Watch five minutes of CNN’s coverage of the Occupy Wall Street movement, and you might conclude the same of political punditry. No matter how rigorous their reporting, or esoteric their subject, journalists are always, in the end, writing about themselves.
Thus it shouldn’t surprise us that mainstream television reporters ridicule the Occupy movement. These journalists are trained to document Power—the President, Kim Kardashian, and so on. They lack the intellectual bearings to understand a leaderless movement, one that (we shouldn’t forget) aims its moral ire directly at the world of privilege they depend on for a living.

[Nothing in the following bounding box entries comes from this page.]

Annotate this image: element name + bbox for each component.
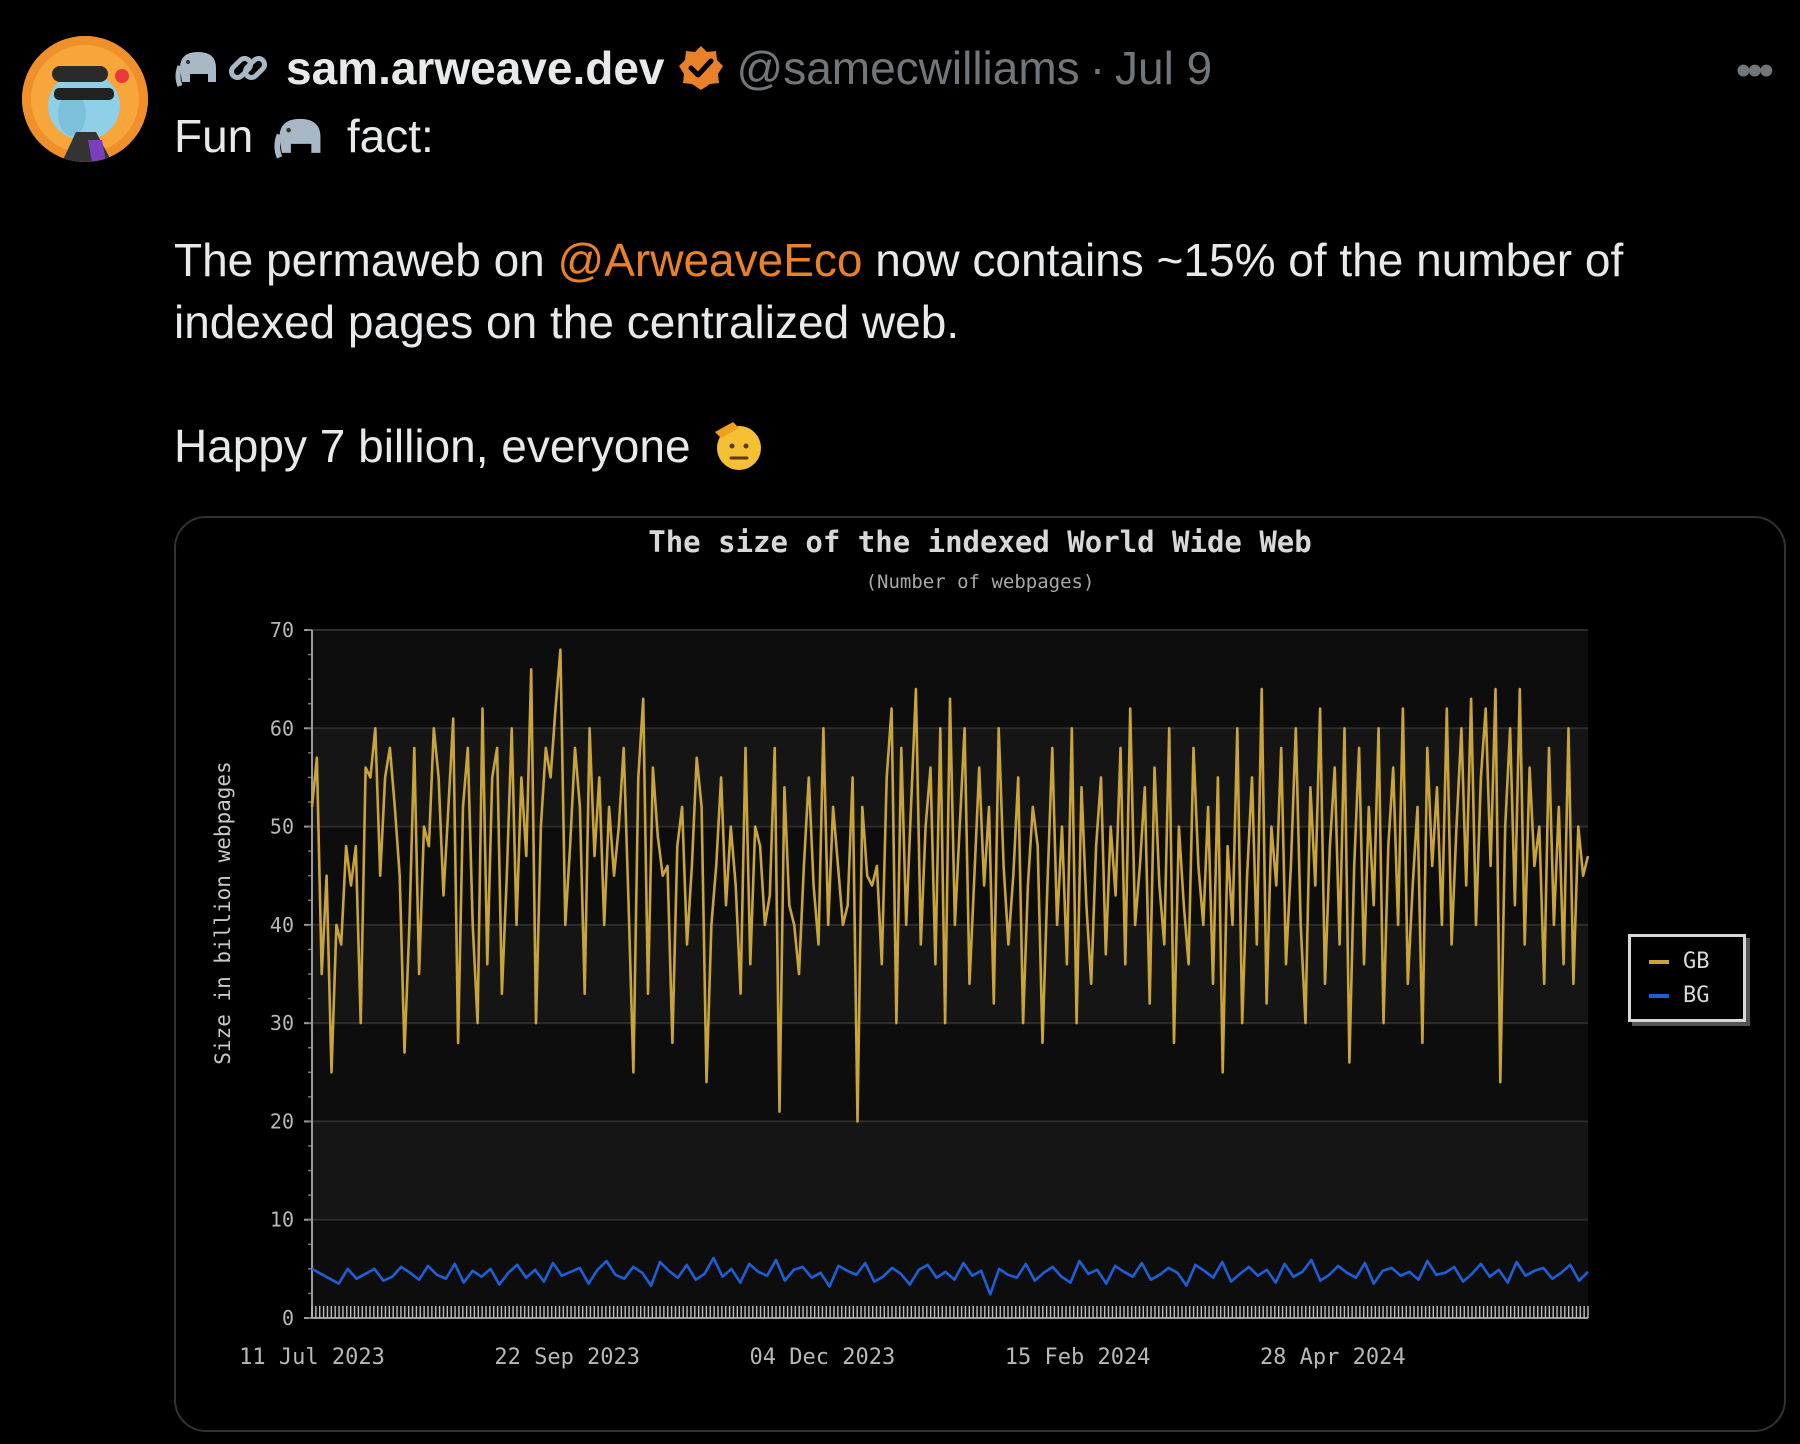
- y-tick-label: 20: [270, 1109, 294, 1133]
- y-tick-label: 0: [282, 1306, 294, 1330]
- post-date[interactable]: Jul 9: [1115, 42, 1213, 94]
- display-name[interactable]: sam.arweave.dev: [286, 42, 665, 94]
- plot-band: [312, 1023, 1588, 1122]
- tweet-text: Fun fact: The permaweb on @ArweaveEco no…: [174, 105, 1734, 477]
- x-tick-label: 15 Feb 2024: [1005, 1345, 1151, 1370]
- chart-svg: The size of the indexed World Wide Web (…: [211, 525, 1590, 1370]
- y-tick-label: 40: [270, 913, 294, 937]
- text-contains: now contains ~15% of the number of index…: [174, 234, 1624, 348]
- chart-title: The size of the indexed World Wide Web: [648, 525, 1311, 559]
- tweet-header: sam.arweave.dev @samecwilliams · Jul 9: [174, 38, 1212, 98]
- series-line-bg: [311, 1256, 1589, 1296]
- x-tick-label: 04 Dec 2023: [750, 1345, 896, 1370]
- legend-swatch-bg: [1649, 993, 1669, 998]
- mention-link[interactable]: @ArweaveEco: [557, 234, 863, 286]
- legend-swatch-gb: [1649, 959, 1669, 964]
- chart-image[interactable]: The size of the indexed World Wide Web (…: [174, 516, 1786, 1432]
- legend-label-bg: BG: [1683, 983, 1710, 1008]
- plot-band: [312, 1219, 1588, 1318]
- plot-band: [312, 924, 1588, 1024]
- y-tick-label: 60: [270, 716, 294, 740]
- x-tick-label: 28 Apr 2024: [1260, 1345, 1406, 1370]
- avatar[interactable]: [22, 36, 148, 162]
- y-tick-label: 10: [270, 1208, 294, 1232]
- text-fact: fact:: [346, 110, 434, 162]
- legend-item-gb: GB: [1649, 949, 1710, 974]
- y-tick-label: 30: [270, 1011, 294, 1035]
- legend-label-gb: GB: [1683, 949, 1710, 974]
- text-happy: Happy 7 billion, everyone: [174, 420, 691, 472]
- verified-badge-icon: [678, 46, 723, 90]
- elephant-icon: [175, 52, 216, 87]
- text-line-1: Fun fact:: [174, 105, 1734, 167]
- y-axis-label: Size in billion webpages: [211, 761, 235, 1064]
- text-fun: Fun: [174, 110, 254, 162]
- handle[interactable]: @samecwilliams: [736, 42, 1080, 94]
- chart-subtitle: (Number of webpages): [866, 571, 1095, 593]
- x-tick-label: 22 Sep 2023: [494, 1345, 640, 1370]
- y-tick-label: 50: [270, 815, 294, 839]
- chart-legend: GB BG: [1628, 934, 1746, 1022]
- plot-band: [312, 1121, 1588, 1220]
- text-line-3: Happy 7 billion, everyone: [174, 415, 1734, 477]
- elephant-icon: [274, 118, 321, 159]
- series-line-gb: [310, 648, 1590, 1123]
- saluting-face-icon: [715, 422, 762, 470]
- text-line-2: The permaweb on @ArweaveEco now contains…: [174, 229, 1734, 353]
- text-permaweb: The permaweb on: [174, 234, 545, 286]
- separator: ·: [1089, 42, 1106, 94]
- link-icon: [228, 55, 268, 81]
- legend-item-bg: BG: [1649, 983, 1710, 1008]
- y-tick-label: 70: [270, 618, 294, 642]
- x-tick-label: 11 Jul 2023: [239, 1345, 385, 1370]
- more-options-icon[interactable]: •••: [1735, 46, 1774, 95]
- author-emojis: [174, 44, 272, 92]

But make no mistake, we student journalists have our biases too. We’re graduating soon. Among other epistemological constraints, we have to find jobs. The arc of American history, our nation’s present “employment crisis,” and the first semester of our senior year, all mix into one. How could we not believe, at least a little bit, that our own futures are bound up in the fate of a movement that is advocating for a more inclusive, 21st century economy? How could we not see our own faces somewhere in the crowds at Zuccotti Park?

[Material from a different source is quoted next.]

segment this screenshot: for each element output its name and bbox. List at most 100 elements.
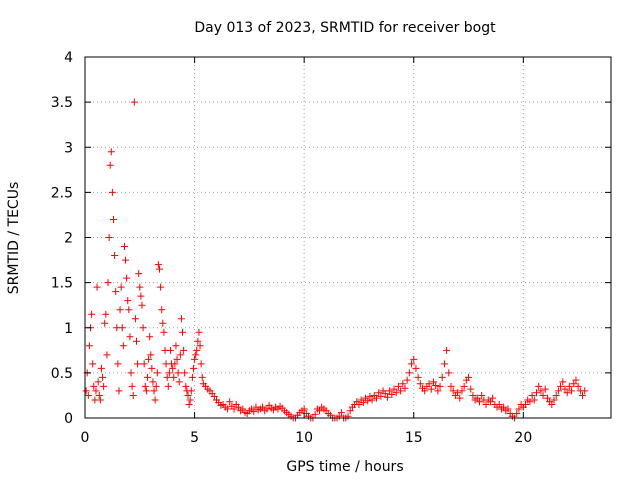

This might sound odd coming from a Harvard student, whose school has done more than basically any other to train the ranks of the 1%. But if you think that students and “the 99%” are in different boats – that this is about “the privileged” versus “the unfortunate” – then you don’t get it.
Our problem, in a word, is not weakness, but strength. “The 99%” is just too strong – too educated, too individuated, too creative – to fit into an industrial age economic system that was set up over one hundred years ago, in order to make production and consumption as “mass” as possible.
Henry Ford’s factory wasn’t just about manufacturing cars quickly. It was also about making our jobs as menial and standardized as possible, so that anyone could duplicate our labor, and corporations could grow. And so they did, at tremendous costs. If the demise of this system is imminent, it is being wrought, in a way, by its own success. Automation renders humans so replaceable that we soon won’t be needed at all. As one recent book concludes: “Many workers, in short, are losing the race against the machine.”
This is either catastrophe (an “unemployment crisis”) or opportunity. For by destroying labor, technology makes us stronger. Sure, it renders our crappy factory jobs obsolete, but who wanted them anyways? What we gain is so much greater: the capacity to create, to hack together organizations, and to do all the things of starting a business (from coordinating work, to building skills, to marketing and selling) are more widely distributed today than ever before in our history. In this post-Industrial world, Labor dies as everyone becomes Capital.
And therein is the promise of our time. If we want an economy that’s more awesome – that’s more humane, more local, more inclusive, more meaningful – we can build it ourselves. Indeed, I see no other option.